Bestselling author James Patterson has pledged to donate one million dollars to independent bookstores throughout the country. Today he announced the names of the stores that will receive the first round of grants. (NPR)

After resolving apparent tax issues with the city of Seattle, the 2014 Association of Writers & Writing Programs (AWP) Conference will be open to the public. (Melville House)

Haruki Murakami’s next novel, Colorless Tsukuru Tazaki and His Years of Pilgrimagewill be published in the United States in August by Knopf. The book, which sold more than a million copies its first week in print in Japan, will be translated into English by J. Philip Gabriel. (The Guardian)

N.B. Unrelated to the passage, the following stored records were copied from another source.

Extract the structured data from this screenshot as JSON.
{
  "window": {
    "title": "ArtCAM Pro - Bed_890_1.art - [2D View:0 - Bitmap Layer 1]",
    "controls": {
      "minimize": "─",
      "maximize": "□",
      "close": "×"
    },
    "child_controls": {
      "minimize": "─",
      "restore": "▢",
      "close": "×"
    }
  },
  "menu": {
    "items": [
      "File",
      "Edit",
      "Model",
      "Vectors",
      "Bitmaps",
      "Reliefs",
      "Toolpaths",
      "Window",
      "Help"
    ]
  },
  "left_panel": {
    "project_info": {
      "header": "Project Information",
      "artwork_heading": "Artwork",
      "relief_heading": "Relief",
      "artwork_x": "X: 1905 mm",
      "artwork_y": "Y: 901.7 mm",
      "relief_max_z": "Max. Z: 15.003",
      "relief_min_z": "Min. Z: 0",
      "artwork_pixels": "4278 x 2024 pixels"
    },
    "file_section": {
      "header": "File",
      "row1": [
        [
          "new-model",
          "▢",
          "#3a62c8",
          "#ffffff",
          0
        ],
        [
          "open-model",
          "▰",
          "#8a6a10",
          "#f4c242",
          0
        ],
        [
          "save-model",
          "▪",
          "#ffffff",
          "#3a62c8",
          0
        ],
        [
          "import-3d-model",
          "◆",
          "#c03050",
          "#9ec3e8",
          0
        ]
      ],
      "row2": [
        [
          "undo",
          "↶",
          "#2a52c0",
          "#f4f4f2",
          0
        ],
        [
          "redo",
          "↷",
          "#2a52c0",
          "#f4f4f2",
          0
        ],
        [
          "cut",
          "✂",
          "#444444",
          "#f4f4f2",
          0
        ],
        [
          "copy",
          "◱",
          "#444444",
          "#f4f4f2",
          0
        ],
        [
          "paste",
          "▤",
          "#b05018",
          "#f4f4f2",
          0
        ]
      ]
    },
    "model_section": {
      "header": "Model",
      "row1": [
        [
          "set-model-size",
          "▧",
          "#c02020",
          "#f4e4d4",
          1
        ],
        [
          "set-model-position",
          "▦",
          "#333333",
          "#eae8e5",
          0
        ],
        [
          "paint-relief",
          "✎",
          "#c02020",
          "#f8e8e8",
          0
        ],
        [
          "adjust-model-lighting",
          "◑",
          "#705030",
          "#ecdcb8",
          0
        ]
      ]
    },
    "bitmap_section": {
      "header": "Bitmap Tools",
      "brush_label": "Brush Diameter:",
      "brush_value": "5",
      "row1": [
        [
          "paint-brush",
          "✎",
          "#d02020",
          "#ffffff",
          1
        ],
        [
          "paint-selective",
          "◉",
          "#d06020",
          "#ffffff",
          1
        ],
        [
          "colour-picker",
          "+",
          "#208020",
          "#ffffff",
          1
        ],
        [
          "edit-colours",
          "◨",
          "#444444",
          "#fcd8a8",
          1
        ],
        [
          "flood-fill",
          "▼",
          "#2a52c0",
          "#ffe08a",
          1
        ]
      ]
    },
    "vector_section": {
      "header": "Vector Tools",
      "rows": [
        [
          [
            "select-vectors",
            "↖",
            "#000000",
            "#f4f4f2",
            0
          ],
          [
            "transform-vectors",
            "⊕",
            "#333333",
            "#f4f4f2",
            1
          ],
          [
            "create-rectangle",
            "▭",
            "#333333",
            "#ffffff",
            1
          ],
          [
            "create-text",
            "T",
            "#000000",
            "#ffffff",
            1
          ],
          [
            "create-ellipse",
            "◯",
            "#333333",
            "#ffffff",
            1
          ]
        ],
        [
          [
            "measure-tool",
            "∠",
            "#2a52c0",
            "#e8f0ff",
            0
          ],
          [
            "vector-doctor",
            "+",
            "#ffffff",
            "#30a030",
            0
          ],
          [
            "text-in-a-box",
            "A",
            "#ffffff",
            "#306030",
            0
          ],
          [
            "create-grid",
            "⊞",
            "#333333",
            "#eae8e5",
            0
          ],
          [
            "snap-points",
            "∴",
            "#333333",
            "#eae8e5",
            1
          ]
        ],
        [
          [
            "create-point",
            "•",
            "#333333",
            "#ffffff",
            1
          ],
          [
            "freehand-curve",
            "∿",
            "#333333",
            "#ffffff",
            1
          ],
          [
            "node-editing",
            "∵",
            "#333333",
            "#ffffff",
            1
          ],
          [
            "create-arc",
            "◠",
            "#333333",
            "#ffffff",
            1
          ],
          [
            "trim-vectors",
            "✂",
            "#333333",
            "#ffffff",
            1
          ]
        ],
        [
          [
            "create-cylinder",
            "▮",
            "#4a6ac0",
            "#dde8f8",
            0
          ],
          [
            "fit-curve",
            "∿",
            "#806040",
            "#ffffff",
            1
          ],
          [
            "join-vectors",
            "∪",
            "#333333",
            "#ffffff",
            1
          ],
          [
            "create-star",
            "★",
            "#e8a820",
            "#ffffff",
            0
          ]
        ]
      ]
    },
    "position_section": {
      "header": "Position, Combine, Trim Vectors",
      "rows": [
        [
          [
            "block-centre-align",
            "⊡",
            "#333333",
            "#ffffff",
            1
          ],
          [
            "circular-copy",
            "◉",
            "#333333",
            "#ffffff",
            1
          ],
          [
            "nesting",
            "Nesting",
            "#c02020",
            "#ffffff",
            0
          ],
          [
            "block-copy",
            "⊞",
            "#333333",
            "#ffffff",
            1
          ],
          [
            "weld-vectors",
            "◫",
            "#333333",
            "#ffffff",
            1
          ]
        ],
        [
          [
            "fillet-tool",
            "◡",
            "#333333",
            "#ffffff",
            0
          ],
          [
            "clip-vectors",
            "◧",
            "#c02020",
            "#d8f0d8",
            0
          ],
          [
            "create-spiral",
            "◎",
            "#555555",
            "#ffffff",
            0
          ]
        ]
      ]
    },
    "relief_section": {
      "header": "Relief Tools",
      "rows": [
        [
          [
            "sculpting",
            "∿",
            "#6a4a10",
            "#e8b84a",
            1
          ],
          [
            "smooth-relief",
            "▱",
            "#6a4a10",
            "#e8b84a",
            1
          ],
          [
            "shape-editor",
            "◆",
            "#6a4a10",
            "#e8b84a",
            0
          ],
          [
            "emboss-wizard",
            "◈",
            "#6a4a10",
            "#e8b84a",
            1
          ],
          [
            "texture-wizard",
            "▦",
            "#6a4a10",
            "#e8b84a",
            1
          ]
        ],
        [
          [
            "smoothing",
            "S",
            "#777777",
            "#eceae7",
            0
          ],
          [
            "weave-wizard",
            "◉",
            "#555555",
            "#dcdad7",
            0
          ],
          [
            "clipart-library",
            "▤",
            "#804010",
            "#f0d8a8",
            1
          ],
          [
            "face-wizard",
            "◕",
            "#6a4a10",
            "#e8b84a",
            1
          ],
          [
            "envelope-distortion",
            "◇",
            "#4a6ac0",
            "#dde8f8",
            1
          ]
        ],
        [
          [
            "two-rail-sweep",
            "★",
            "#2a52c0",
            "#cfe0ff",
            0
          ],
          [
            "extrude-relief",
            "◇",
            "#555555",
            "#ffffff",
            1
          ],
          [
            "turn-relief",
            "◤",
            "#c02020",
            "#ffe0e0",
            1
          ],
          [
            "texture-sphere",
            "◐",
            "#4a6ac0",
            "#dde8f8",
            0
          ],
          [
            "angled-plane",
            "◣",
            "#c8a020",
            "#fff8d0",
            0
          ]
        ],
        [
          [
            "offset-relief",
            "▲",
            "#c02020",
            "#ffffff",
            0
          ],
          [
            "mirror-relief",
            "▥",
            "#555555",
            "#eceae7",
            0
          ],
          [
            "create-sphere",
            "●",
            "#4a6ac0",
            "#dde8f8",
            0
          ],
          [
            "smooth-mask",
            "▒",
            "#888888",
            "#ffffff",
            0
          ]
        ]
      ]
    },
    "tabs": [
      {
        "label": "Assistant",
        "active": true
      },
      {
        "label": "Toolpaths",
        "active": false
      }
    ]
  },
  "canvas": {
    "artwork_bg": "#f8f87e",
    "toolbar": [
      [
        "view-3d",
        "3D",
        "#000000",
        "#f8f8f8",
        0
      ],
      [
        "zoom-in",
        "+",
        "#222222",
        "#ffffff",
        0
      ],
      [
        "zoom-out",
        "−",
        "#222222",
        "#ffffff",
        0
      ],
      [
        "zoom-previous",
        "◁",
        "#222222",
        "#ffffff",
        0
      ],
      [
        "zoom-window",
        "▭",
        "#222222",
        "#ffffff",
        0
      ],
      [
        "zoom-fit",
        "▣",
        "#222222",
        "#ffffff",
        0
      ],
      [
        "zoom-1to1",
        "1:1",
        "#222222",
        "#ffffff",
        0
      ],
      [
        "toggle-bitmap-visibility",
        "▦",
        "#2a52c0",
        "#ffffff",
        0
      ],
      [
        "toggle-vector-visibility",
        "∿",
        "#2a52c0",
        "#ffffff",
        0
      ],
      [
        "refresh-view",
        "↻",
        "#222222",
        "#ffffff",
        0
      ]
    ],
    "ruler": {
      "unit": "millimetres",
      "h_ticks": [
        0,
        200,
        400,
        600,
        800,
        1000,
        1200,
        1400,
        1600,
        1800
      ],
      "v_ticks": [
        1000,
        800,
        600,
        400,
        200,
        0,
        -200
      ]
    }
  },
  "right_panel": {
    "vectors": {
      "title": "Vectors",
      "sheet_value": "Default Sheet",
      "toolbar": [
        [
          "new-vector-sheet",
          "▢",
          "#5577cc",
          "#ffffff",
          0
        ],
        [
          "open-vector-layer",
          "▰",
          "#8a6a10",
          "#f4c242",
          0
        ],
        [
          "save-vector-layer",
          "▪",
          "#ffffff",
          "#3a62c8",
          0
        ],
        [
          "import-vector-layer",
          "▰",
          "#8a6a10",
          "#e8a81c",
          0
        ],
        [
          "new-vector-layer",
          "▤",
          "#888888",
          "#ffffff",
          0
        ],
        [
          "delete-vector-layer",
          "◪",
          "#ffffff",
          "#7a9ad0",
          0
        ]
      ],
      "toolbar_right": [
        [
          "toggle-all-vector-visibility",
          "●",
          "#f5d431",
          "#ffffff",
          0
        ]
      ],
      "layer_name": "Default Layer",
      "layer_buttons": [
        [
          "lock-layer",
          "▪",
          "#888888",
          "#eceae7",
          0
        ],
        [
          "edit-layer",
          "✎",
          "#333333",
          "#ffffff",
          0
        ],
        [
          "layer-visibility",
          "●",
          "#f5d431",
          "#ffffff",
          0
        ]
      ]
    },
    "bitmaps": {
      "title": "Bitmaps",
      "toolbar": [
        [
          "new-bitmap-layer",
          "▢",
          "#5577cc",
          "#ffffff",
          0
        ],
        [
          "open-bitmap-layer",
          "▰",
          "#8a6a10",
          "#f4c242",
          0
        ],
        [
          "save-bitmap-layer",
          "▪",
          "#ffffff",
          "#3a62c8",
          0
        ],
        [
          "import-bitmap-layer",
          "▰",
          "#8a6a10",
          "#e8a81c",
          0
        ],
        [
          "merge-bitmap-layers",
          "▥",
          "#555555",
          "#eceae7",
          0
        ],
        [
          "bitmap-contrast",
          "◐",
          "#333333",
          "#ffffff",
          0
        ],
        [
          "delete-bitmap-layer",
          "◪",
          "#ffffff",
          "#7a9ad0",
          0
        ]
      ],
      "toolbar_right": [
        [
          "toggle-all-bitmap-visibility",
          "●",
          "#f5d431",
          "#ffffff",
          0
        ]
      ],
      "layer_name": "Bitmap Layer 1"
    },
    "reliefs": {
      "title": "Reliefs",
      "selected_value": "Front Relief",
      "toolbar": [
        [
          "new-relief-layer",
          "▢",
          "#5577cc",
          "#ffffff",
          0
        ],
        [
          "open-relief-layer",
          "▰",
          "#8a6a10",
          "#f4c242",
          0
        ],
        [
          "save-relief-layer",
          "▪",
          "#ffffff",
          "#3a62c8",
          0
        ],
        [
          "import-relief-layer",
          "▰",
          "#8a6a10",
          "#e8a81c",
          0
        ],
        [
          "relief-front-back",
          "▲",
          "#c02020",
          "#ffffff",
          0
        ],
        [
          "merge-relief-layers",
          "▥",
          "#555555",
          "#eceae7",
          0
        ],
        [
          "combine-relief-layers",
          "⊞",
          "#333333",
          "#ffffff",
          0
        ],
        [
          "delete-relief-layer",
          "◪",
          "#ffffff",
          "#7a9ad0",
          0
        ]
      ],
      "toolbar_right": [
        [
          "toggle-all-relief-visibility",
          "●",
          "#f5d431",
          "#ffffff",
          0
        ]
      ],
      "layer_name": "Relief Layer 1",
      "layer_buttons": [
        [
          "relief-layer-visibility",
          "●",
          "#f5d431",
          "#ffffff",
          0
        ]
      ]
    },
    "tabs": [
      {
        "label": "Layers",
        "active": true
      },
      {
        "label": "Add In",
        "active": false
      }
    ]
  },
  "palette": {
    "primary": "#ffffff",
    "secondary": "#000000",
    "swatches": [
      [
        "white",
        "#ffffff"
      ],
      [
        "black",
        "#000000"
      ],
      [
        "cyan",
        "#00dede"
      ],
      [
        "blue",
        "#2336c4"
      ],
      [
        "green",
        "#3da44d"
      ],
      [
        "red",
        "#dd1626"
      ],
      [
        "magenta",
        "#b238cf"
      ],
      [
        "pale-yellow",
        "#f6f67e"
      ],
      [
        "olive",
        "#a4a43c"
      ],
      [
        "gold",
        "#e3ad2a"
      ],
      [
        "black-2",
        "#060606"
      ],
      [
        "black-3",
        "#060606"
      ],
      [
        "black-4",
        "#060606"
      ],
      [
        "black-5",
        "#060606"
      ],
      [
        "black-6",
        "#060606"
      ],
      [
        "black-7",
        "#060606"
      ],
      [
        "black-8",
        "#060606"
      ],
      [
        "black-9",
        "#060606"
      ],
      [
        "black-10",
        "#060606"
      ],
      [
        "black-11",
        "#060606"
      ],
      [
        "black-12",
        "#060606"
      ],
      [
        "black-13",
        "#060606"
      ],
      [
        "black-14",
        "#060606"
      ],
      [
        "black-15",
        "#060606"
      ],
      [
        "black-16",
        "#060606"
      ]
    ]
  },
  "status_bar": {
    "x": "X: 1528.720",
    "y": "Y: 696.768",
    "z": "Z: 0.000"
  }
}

The New York Times reports that dissident Chinese writer Yu Jie is having increasing difficulties finding a publisher in China for his latest book, which is critical of Chinese President Xi Jinping. Jie, who now lives in the United States, says the Hong Kong publisher who first planned to publish the book was arrested, and a second abandoned publishing plans after receiving a threatening phone call.

HarperCollins will publish Neil Gaiman’s short story “The Truth is a Cave in the Black Mountains” as an illustrated book in June. (GalleyCat)

Author Shelley Jackson has capitalized on New York City’s record-breaking winter to launch a storytelling project called “SNOW,” using her Instagram account to share photos of words intricately carved into the snow. Each word contributes, she says, to “a story in progress, weather permitting.” (The Gothamist)

Electric Literature’s blog The Outlet rounds up some of 2014's most anticipated books from indie presses.